We might not like living under America’s wing but that’s been the case for nearly 80 years. How would a hard-right White House treat Ukraine? Putin would, again, be delighted to see friends in power. And if America draws down support for Ukraine, what happens here in Europe? Do we face Russia in a proxy war in Ukraine alone, while Putin strokes the nuclear button?

What of the other side of the world? How might a hard-right White House respond to the threat of an increasingly dominant China? What if Xi Jinping invaded Taiwan?

The flood of misogyny, racism, and hatred of immigrants and LGBT+ folk which swept the world after the Trump presidency will be a mere appetiser compared to what might come with some iteration of Trump Mark II – especially as the global town square, Twitter, is now in the hands of Elon Musk, a man many believe is inclined to give succour to extremism and is happy for the social media giant to disseminate disinformation.

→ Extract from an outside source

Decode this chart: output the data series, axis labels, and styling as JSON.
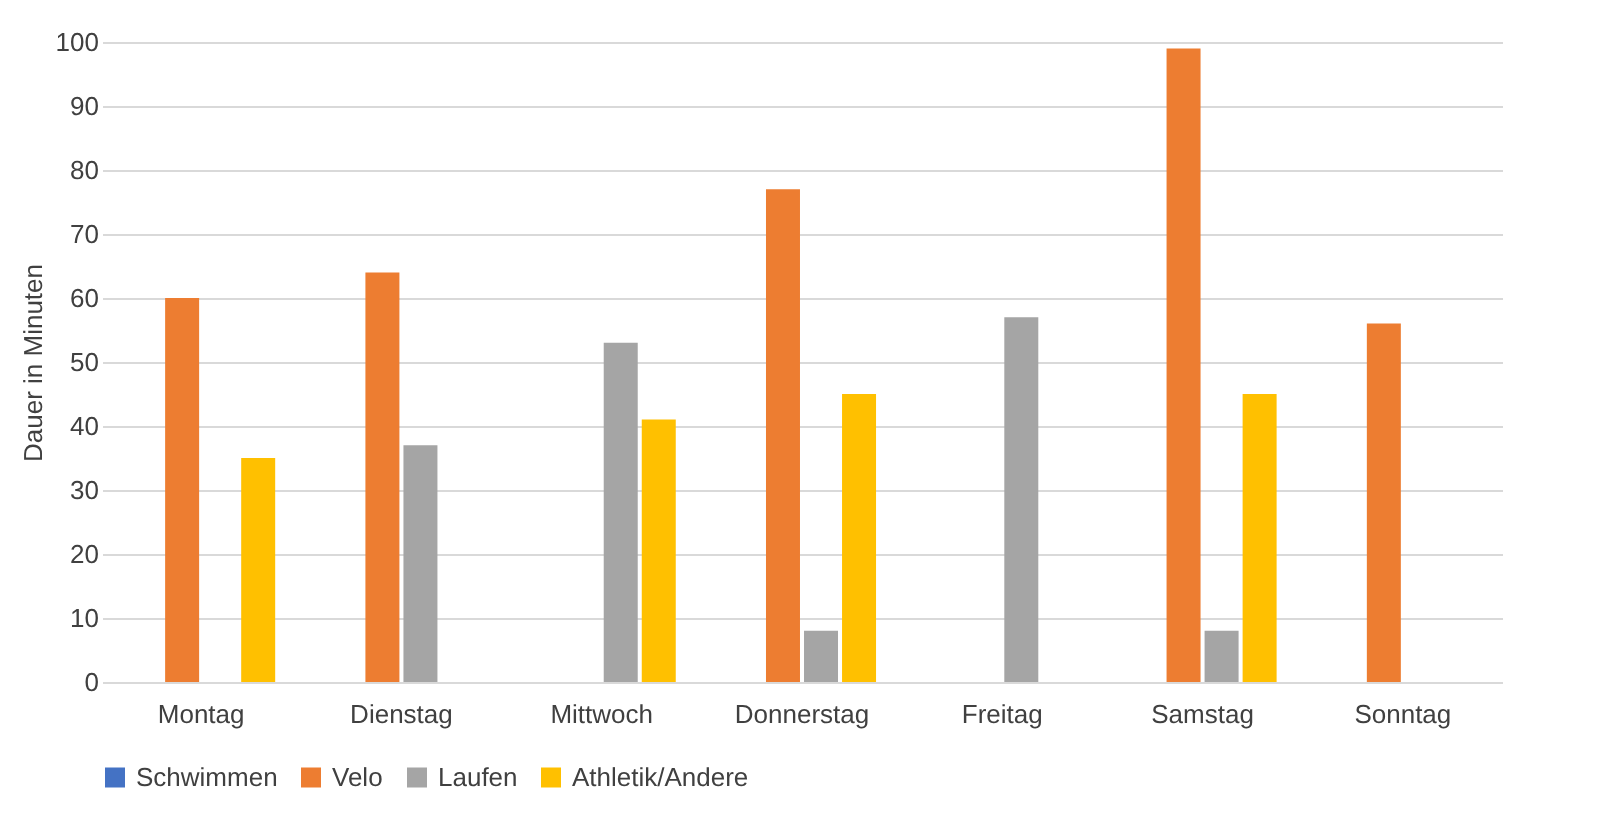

How might that wave of hate crash up against Britain’s shores? It’ll drive us further apart, that’s for sure. But here’s a truth about Scotland and the rest of the UK: we can’t allow ourselves to be driven further apart. We can’t risk it. We can’t become America. But it feels we’re inevitably heading there.

We’re already inhabiting different ecospheres: the Guardian on one hand, GB News on the other. The woke v the anti-woke in endless unwinnable culture wars. Brexit is itself Britain’s "big lie": half the country thinks it’s the path to paradise; the other half considers Brexit the most damaging wound to Britain in living memory. Both sides believe they have the best interests of the nation at heart, and see their opponents as ‘enemies’.

In Scotland, politics is hopelessly divided. The same illness affecting America affects us. Half of us want Scotland to leave the UK; half believe the Union must be preserved at all costs. There’s no middle ground, only polarisation.

We cannot simply blame politicians – whether in Washington, London, Paris, Edinburgh or Rome – for this collapse of all that unites us. We chose this, we voted in these divisive characters who use identity as a crowbar to separate us.

Everyone wants to be optimistic. But how do we put this genie back in the bottle? How do we rediscover the centre ground? That doesn’t mean we must all be centrist. You can come from the left or right, but still meet on safe middle ground as a place to discuss how we improve the country. However, that requires respect for political opponents: a short commodity. And we wonder why it feels like our nations are collapsing in the West. We spend all our time at war with each other, rather than trying to find solutions to the real crises ailing us.

We’re all guilty of this division: every politician, journalist, online poster, and voter. Somehow we just decided compromise was dead. If politics is war by other means, then heaven help us in a world where we’ve buried mutual respect. For proof, just watch America tonight.